Mario Draghi, Italy’s Prime Minister, has resigned today, after key coalition parties withdrew their support for his government. His resignation opens the way for early elections in September or October and starts a period of political uncertainty in Italy. Draghi had offered his resignation last week, and it was rejected by the president, Sergio Mattarella, who asked him to address parliament in order to avoid the third parliament in three years.
This situation has created a scenario of political uncertainty, in a moment where levels of inflation in the Euro area are high and the potential for growth in Italy might be now put at risk.
For the experts at Amundi, this political uncertainty may also put at risk for the Italian government to meet the 55 targets and milestones for the recovery plan, which Italy would have to meet in order to receive the €19bn from the European recovery plan in early 2023. In their opinion, reforms already discussed could, however, be within reach of a caretaker government in order to avoid any delay in the 2023 NGEU disbursement. As the financial experts say, delays would negatively impact both potential growth and the short term investment boost which was expected to support growth to just above potential between 2023-2026.
Annalisa Piazza, Interest rates strategist at MFS describes yesterday, the day when all the parties met as surreal, as both populist parties La Liga and Five Star Movement, made some tactical movements to regain some of their lost popularity, and they decided to abstain at the confidence vote.
As the analyst says, this is possibly the worst outcome of the crisis that started last week, and in her opinion more fragmentation is expected to emerge. It might result on the President Mattarella deciding to dissolve the Parliament as early as next week after consultations with the Presidents of both Chambers. This political outcome, might add further confusion to the ECB anti-fragmentation tool that is clearly not aimed at reducing political risk, and so the ECB will be in a very uncomfortable situation when the downside risks for Italy’s growth will spill over into other Eurozone economies.

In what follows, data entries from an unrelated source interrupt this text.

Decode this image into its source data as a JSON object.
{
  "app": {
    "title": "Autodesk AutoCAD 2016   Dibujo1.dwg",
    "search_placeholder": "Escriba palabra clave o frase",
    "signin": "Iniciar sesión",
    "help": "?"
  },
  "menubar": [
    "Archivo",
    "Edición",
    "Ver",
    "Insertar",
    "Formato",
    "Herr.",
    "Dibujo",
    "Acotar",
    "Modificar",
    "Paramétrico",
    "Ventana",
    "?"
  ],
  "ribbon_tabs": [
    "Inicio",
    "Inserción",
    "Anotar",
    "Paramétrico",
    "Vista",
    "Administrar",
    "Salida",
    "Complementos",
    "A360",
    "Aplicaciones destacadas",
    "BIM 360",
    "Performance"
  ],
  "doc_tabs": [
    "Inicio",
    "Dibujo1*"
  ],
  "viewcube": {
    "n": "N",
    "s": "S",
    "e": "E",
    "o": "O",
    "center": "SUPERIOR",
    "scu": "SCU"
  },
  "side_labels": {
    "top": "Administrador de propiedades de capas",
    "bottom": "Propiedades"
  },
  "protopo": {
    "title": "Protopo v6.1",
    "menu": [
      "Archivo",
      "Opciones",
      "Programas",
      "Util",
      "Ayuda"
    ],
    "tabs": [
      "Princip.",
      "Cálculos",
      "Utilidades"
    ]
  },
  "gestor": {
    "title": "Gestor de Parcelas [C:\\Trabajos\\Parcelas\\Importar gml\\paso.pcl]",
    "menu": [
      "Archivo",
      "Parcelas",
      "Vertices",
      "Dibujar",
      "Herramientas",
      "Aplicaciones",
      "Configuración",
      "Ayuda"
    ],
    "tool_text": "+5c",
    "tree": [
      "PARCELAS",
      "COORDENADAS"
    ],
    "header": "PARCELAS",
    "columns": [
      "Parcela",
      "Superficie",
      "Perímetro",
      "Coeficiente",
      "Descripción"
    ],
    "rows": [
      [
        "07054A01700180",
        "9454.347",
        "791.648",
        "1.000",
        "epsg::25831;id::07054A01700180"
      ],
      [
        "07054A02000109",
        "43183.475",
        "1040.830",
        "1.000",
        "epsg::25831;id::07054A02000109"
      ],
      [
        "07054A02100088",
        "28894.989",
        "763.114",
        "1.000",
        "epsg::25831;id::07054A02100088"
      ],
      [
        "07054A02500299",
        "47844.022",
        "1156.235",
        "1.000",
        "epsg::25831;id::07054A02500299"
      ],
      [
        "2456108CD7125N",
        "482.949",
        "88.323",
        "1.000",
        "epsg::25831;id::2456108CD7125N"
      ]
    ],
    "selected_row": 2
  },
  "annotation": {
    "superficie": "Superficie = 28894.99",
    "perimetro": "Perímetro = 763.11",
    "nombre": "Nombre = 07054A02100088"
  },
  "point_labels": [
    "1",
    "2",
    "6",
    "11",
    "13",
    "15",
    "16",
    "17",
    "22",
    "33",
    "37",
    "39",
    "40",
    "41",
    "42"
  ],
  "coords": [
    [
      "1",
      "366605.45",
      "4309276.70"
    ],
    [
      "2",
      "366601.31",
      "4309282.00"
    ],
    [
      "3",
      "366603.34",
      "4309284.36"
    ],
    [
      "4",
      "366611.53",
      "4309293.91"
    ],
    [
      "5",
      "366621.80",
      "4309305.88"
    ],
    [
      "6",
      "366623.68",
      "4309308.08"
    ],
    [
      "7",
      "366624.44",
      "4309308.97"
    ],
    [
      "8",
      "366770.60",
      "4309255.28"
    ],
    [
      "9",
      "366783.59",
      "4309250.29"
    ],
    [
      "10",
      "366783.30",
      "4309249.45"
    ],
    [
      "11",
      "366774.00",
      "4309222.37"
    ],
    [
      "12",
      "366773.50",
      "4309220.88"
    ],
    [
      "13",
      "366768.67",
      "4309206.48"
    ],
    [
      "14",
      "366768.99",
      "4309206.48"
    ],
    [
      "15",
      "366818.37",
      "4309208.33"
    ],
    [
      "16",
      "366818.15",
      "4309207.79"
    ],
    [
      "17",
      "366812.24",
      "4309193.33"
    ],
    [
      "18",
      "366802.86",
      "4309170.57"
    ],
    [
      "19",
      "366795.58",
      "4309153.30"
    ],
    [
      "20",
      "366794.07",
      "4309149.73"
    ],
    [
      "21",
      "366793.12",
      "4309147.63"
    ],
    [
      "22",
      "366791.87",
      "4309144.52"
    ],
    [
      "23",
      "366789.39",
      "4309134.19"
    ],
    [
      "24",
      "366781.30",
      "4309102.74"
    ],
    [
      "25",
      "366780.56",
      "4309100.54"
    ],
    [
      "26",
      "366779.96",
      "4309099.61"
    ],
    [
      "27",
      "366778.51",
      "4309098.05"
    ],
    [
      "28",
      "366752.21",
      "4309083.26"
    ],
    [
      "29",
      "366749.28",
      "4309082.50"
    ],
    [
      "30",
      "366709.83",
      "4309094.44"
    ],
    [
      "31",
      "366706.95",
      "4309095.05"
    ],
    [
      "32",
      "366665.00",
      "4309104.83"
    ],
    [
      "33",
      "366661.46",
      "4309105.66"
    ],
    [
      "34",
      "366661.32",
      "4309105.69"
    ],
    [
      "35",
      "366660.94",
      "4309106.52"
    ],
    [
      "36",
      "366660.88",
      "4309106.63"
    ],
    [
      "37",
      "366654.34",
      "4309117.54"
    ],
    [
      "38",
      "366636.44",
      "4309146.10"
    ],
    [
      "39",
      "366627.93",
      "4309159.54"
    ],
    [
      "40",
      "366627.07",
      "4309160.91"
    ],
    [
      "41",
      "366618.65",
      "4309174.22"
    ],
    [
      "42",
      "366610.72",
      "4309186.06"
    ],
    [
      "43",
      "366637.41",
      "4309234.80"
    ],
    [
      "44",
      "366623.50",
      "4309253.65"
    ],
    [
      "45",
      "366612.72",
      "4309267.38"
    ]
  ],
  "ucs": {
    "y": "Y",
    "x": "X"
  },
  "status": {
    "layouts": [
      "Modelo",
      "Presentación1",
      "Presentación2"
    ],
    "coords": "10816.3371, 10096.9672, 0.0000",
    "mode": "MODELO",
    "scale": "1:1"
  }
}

In her opinion, it is likely to see BTPs/Bund spreads to suffer some widening trend in the coming weeks, and says that MFS rules out spread to reach levels seen during the Global Financial Crisis or in 2018-19 when existential issues of the Eurozone were discussed but it is certain that additional uncertainties will be priced in.
In Paul Diggle’s opinion, who is the Deputy Chief Economist, Forecasting & Analysis at abrdn the Italian government has collapsed and there are two main options or a caretaker government until the scheduled elections in spring 2023 where parties would have to make many compromises to stitch together a majority or the more likely option of snapping elections, probably in early October.
As the deputy Chief Economist says, the current polling suggests that a coalition of the right (Fratelli d’Italia, Lega, and Forza Italia) is most likely. However, early elections would delay the budget and disbursement of the Recovery Fund, adding uncertainty to an already challenging economic outlook.
Also commenting on the news, Filippo Alloatti, Head of Financials at Federated Hermes Limited said that the resignation of Mario Draghi as Italian Prime Minister marked the end of a well-assorted government, which had run the country rather well during the pandemic.
He continues saying that It was important for Draghi to maintain his credibility by sticking to a reformist agenda and not to be perceived as someone horse trading with other political parties.
In his opinion, with the prospect of a colder winter and a possible recession, the room manoeuvre for any coalition winning the election will be limited, and any major deviations from the Draghi agenda will be unlikely.